To improve the diagnosis of undetected infections with the Human Immunodeficiency Virus (HIV), the Hepatitis C Virus (HCV) and syphilis infections among key populations, Section 24 of the Infection Protection Act was amended. Since 1 March 2020, non-medical staff have also been permitted to perform rapid tests. This study aims to examine the impact of the legal change in low-threshold AIDS and drug services as well as in public health offices.

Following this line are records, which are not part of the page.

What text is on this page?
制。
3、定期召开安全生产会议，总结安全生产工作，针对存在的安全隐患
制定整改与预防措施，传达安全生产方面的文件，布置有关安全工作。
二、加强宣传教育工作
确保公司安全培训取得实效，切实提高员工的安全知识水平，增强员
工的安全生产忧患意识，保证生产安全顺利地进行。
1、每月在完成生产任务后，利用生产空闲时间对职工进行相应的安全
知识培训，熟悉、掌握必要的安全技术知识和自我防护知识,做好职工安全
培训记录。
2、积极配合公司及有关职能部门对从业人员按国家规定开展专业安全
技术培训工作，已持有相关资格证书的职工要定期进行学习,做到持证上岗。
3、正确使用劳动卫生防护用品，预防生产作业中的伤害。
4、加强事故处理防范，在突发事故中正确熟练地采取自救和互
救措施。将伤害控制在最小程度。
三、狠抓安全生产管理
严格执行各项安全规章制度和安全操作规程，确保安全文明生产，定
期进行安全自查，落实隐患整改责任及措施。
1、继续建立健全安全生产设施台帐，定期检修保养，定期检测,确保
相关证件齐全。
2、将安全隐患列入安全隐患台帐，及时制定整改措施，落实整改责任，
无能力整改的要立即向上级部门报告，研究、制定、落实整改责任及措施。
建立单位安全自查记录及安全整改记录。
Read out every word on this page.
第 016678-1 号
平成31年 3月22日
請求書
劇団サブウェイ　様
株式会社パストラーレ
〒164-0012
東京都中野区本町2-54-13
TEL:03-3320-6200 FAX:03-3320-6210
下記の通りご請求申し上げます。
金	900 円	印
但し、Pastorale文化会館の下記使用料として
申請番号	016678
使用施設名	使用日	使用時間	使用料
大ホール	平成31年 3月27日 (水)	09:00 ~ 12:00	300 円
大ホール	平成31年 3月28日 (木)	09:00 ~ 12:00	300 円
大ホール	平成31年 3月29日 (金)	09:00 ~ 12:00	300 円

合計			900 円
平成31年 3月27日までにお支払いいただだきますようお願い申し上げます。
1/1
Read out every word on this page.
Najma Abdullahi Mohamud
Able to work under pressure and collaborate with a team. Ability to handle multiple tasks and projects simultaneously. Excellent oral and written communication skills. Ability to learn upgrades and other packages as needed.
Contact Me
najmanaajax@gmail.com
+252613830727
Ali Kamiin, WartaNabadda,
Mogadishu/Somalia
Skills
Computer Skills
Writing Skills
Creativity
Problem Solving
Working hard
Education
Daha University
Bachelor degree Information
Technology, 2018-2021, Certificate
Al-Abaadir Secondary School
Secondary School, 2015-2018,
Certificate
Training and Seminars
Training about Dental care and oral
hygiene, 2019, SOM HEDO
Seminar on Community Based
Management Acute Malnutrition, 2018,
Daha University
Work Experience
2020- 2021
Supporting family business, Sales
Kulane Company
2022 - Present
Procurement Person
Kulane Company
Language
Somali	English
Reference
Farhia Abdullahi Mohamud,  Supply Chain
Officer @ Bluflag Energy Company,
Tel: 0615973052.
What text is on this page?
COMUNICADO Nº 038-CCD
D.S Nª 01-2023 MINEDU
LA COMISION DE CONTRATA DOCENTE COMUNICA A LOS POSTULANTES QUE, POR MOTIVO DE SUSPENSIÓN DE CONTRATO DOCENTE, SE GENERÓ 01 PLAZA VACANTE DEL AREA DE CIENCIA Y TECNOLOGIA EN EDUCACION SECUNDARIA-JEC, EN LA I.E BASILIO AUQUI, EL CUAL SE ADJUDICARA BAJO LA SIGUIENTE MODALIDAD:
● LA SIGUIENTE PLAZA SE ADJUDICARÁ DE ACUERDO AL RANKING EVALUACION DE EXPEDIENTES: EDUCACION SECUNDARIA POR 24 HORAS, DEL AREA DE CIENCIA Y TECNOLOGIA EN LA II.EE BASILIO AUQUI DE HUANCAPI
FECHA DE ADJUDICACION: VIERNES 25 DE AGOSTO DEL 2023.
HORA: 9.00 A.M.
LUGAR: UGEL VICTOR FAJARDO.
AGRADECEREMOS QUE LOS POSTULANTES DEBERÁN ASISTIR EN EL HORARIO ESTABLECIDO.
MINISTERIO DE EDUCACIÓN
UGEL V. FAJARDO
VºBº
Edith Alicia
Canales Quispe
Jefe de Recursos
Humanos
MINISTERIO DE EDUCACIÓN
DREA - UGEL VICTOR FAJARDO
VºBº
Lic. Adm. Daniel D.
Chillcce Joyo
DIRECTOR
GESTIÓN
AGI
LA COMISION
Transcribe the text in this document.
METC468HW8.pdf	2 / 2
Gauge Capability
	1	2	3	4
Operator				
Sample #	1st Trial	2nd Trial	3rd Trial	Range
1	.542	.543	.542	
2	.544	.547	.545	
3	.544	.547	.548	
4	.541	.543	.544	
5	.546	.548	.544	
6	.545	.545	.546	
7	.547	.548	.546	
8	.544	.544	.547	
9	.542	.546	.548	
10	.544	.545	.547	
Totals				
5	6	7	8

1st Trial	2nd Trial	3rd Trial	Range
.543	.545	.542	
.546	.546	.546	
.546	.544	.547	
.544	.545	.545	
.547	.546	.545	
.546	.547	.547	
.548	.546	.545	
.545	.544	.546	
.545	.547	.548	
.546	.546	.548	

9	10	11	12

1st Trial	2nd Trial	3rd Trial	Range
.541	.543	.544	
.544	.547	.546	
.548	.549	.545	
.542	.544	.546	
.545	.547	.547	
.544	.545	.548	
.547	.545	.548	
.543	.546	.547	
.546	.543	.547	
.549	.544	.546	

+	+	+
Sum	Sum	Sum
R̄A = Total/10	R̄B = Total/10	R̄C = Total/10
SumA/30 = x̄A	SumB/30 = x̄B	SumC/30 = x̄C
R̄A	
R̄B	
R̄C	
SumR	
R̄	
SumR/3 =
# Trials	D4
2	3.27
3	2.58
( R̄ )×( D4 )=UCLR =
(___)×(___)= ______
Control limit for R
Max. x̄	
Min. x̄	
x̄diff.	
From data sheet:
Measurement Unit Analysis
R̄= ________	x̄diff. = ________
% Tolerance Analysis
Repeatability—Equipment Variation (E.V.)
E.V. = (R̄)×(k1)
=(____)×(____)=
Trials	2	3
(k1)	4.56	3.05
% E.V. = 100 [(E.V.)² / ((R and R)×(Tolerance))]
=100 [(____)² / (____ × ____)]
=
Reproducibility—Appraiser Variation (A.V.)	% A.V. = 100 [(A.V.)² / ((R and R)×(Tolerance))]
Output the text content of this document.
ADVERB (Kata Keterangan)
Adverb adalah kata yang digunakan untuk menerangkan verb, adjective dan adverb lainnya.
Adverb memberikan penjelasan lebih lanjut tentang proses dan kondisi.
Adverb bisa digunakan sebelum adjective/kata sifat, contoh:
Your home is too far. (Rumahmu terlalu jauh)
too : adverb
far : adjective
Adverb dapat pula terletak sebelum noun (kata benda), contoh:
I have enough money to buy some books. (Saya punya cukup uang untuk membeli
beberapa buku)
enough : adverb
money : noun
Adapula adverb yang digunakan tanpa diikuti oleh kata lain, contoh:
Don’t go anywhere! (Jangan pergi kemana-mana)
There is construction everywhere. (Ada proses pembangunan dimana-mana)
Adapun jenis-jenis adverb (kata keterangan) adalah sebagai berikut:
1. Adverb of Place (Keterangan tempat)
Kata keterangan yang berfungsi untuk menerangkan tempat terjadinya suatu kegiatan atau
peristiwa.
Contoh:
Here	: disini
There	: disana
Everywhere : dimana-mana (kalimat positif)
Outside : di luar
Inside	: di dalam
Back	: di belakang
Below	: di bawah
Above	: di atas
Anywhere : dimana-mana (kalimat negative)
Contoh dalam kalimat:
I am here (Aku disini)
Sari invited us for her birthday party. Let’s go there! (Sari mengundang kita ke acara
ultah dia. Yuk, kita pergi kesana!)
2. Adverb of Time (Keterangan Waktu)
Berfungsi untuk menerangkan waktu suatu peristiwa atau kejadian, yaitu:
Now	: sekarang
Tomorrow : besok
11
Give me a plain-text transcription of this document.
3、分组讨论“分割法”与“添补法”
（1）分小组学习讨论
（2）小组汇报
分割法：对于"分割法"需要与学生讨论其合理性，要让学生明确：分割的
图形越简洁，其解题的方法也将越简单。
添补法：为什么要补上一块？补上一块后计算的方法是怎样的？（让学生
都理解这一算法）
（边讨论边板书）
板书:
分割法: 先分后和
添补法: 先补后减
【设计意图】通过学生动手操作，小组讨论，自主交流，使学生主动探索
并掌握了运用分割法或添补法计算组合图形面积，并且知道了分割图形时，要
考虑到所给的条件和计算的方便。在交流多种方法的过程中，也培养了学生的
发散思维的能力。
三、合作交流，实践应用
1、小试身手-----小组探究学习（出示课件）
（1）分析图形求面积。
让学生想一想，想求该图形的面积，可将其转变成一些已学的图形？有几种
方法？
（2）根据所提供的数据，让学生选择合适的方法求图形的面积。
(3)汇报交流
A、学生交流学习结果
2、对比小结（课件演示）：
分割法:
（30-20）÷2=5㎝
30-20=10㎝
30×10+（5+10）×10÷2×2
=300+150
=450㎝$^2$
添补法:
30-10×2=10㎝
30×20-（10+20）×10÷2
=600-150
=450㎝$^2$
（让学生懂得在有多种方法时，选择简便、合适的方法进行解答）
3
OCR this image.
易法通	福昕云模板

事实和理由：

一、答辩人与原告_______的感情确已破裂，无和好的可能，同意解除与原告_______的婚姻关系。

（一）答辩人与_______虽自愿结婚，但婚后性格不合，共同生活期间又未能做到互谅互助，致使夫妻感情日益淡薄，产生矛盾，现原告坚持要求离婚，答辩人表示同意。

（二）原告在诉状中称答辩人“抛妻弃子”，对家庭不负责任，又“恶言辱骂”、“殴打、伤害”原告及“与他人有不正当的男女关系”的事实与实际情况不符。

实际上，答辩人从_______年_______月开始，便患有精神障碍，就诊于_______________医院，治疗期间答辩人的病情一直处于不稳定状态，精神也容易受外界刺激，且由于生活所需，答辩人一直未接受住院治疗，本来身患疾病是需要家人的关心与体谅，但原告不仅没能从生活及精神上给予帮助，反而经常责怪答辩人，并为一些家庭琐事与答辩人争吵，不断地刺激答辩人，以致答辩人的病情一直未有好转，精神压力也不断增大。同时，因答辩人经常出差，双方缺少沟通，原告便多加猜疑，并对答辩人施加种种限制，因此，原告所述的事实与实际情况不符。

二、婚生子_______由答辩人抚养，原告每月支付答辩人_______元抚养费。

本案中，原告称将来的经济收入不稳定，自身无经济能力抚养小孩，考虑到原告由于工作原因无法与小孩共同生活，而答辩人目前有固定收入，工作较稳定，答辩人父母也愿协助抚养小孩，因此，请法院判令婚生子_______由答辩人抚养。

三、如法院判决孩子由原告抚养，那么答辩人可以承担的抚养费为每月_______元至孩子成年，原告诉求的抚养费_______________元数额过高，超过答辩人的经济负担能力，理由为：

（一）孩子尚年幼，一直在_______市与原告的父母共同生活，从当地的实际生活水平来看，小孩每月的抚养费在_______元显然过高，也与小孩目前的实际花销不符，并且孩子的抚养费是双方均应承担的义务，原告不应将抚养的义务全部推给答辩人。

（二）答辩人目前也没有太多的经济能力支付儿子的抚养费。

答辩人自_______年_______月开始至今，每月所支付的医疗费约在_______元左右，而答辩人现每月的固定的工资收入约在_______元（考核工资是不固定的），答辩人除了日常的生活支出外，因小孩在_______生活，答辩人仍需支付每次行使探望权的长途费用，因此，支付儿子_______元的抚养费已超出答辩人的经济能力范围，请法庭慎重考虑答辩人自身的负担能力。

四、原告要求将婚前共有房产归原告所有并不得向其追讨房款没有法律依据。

In a cross-sectional survey, 274 drug services, 100 member organisations of the German AIDS Service Organisation and 342 public health offices were invited to take part in an online questionnaire. Topics included facility structure, service provision and the acceptance, implementation and effects of the legal change. Data were analysed descriptively; where sample size allowed, results were differentiated by facility type.
Of the 716 facilities contacted, 286 participated. After the legal change, 80 (28%) introduced rapid testing by non-medical staff. Facilities with existing testing services were more likely to adopt testing by non-medical staff than those without prior experience (56.8% vs. 13.6%). The average monthly number of HIV, HCV, and syphilis rapid tests increased significantly. The number of reactive test results remained unchanged.
The legal change shows positive effects but there is still potential for broader implementation. Existing test infrastructure appears to support uptake. Additional support measures are needed to expand testing by non-medical staff. However, this alone is not sufficient to detect undiagnosed infections. Expansion and promotion of outreach testing services remain essential.
为改善对重点人群中未被检测出的人类免疫缺陷病毒(HIV)、丙型肝炎病毒(HCV)和梅毒感染的诊断,对《感染保护法》第24条进行了修订。自2020年3月1日起,非医务人员也被允许进行快速检测。本研究旨在探讨这一法律变化对低门槛艾滋病和毒品服务机构以及公共卫生办公室的影响。
在一项横断面调查中,邀请了274家毒品服务机构、德国艾滋病服务组织的100个成员组织和342家公共卫生办公室参与在线问卷调查。主题包括机构结构、服务提供以及法律变化的接受情况、实施情况和效果。对数据进行描述性分析;在样本量允许的情况下,结果按机构类型进行区分。
在联系的716家机构中,有286家参与。法律变化后,80家(28%)引入了非医务人员进行的快速检测。已有检测服务的机构比没有先前经验的机构更有可能采用非医务人员进行的检测(56.8%对13.6%)。HIV、HCV和梅毒快速检测的月平均数量显著增加。反应性检测结果的数量保持不变。
法律变化显示出积极效果,但仍有更广泛实施的潜力。现有的检测基础设施似乎有助于采用。需要额外的支持措施来扩大非医务人员进行的检测。然而,仅此一项不足以检测出未被诊断的感染。扩大和推广外展检测服务仍然至关重要。